Without using a calculator how to solve $x^x = 100$?

Question

Without using a calculator how to solve $x^x = 100$ ? A way of finding an approximation to 2 decimals would be good neough.

I know about the Lmabert W function but one cannot compute it mentally. This is why I believe my question not to be a duplicate.

Answer 1

If you know that $\log2\approx0.3$ and $\log3\approx0.48$ (where "$\log$" is log base $10$), then you can show that

$$\begin{align} \log(3.6^{3.6}) &=3.6\log(3.6)=7.2(\log2+\log3)-3.6\\ &\approx7.2\cdot0.78-3.6\\ &=0.001((75-3)(75+3))-3.6\\&=0.001(75^2-9)-3.6\\ &=0.001(5625-9)-3.6\\ &=5.616-3.6=2.016\\ &\approx2 \end{align}$$

Note the "trick" $(a5)^2=(a(a+1))25$ for squaring $75$ (i.e., $56=7\cdot8$).

Remark: $\log2\approx0.3$ comes from $2^{10}=1024\approx10^3$. The estimate for $\log3$ can be obtained with a bit a rounding from $3^4\approx80$.

Answer 2

You can try:

$3^3=27$

$4^4=256$

thus $3<x<4$.

Then you can try with $3.5^{3.5}$ and so on.

Answer 3

You can try to approximate the final solution using rational numbers $p/q$. For this you try to find $p$ and $q$ so that

$$\left(\frac pq\right)^{p/q}\approx100\qquad\Leftrightarrow\qquad p^p\approx 100^q\cdot q^p.$$

With some time and patience, the latter form can be computed on paper. What makes an approximation good? Probably when you have that the quotient of $p^p$ and $100^q\cdot q^p$ is near one.

---

An algorithm

A good starting point (as seen in @gimusi's answer) would be $p=7$ and $q=2$. You would find that $823543=7^7 < 100^2\cdot 2^7=1280000$. Now you can do the following:

• If $p^p < 100^q\cdot q^p$ (as in this example), then replace $p\mapsto 3p$ and $q\mapsto2q$.
• If $p^p > 100^q\cdot q^p$, then only replace $q\mapsto2q$.

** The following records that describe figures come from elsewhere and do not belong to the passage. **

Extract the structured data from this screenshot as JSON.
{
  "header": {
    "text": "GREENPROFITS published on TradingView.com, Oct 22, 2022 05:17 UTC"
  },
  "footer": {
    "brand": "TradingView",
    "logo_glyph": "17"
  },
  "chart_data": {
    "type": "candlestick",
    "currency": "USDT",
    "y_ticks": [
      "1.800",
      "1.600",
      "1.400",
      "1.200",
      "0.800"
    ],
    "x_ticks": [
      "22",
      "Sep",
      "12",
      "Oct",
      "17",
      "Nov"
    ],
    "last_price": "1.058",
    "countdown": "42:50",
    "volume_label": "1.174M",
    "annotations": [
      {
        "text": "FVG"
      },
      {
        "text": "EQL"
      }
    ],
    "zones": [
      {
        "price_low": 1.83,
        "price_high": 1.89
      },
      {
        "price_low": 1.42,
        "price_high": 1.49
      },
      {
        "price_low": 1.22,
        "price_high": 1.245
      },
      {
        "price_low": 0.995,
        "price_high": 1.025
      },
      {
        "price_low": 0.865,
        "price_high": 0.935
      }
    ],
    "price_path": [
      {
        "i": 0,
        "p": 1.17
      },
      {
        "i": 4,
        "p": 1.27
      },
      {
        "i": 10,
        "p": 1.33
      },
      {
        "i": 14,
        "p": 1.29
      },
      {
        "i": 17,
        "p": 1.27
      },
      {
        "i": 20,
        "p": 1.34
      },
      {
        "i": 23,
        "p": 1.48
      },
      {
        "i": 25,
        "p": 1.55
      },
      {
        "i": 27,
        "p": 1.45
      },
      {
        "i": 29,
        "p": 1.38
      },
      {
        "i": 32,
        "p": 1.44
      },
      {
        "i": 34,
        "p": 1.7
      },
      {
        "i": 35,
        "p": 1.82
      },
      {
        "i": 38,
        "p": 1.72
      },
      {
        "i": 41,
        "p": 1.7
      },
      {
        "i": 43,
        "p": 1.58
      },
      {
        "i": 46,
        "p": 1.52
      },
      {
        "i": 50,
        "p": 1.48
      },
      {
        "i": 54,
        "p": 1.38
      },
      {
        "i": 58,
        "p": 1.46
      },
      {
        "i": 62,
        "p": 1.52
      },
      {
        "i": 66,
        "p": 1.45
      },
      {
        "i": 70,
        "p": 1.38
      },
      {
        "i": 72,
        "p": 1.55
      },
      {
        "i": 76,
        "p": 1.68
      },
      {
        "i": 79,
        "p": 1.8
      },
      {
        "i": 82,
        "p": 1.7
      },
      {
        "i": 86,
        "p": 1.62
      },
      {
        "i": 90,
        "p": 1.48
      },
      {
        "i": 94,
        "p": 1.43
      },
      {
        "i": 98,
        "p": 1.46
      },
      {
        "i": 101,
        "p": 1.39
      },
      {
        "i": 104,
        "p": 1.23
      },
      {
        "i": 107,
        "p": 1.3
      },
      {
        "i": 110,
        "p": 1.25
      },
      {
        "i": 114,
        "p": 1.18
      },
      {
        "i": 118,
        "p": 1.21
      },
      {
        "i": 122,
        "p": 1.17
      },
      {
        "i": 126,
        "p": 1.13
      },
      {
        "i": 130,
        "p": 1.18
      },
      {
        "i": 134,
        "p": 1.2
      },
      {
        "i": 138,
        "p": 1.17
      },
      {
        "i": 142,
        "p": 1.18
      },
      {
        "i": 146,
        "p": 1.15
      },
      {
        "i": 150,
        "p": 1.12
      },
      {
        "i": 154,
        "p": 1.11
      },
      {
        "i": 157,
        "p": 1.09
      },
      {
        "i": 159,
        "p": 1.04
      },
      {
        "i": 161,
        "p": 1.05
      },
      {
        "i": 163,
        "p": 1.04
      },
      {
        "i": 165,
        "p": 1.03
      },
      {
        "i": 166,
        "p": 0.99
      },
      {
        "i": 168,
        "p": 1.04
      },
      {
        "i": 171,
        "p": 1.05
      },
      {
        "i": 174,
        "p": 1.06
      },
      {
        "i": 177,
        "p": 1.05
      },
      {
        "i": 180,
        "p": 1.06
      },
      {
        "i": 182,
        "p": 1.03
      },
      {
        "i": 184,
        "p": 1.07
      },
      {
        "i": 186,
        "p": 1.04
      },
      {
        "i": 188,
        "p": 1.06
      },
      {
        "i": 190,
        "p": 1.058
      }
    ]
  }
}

This is basically binary bisection. So according to above, the next approximation to check would be $p=21$ and $q=8$. And you do this again and again until the result is good enough for you. The exact result is irrational, so you cannot hope to find it this way.

Answer 4

You could potentially use a sequence of approximations. Suppose you want to approximate this with rational numbers, so let $x=\frac{a}{b}$.

$$ (\frac{a}{b})^{\frac{a}{b}}=100 $$

Rearranging this gives $(100b)^b=a^a$. Now let $b=1,2,3\ldots$ and find a suitable $a$ that bounds the answer above or below. For example if $b=1$:

$$ 27=3^3<100=(100\cdot1)^1<4^4=256, $$

$b=2$: $$ 3125=5^5< 40,000=(100\cdot 2)^2 <6^6=46656, $$

and $b=3$:

$$ 16,777,216=8^8< 27,000,000=(100\cdot 3)^3 <9^9=387,420,489, $$

one can obtain an upper and lower sequence of rational approximations:

$$ 3,\frac{5}{2},\frac{8}{3}\ldots,\\ 4,\frac{6}{2},\frac{9}{3}\ldots\\ $$

although this approach doesn't appear to converge terribly quickly.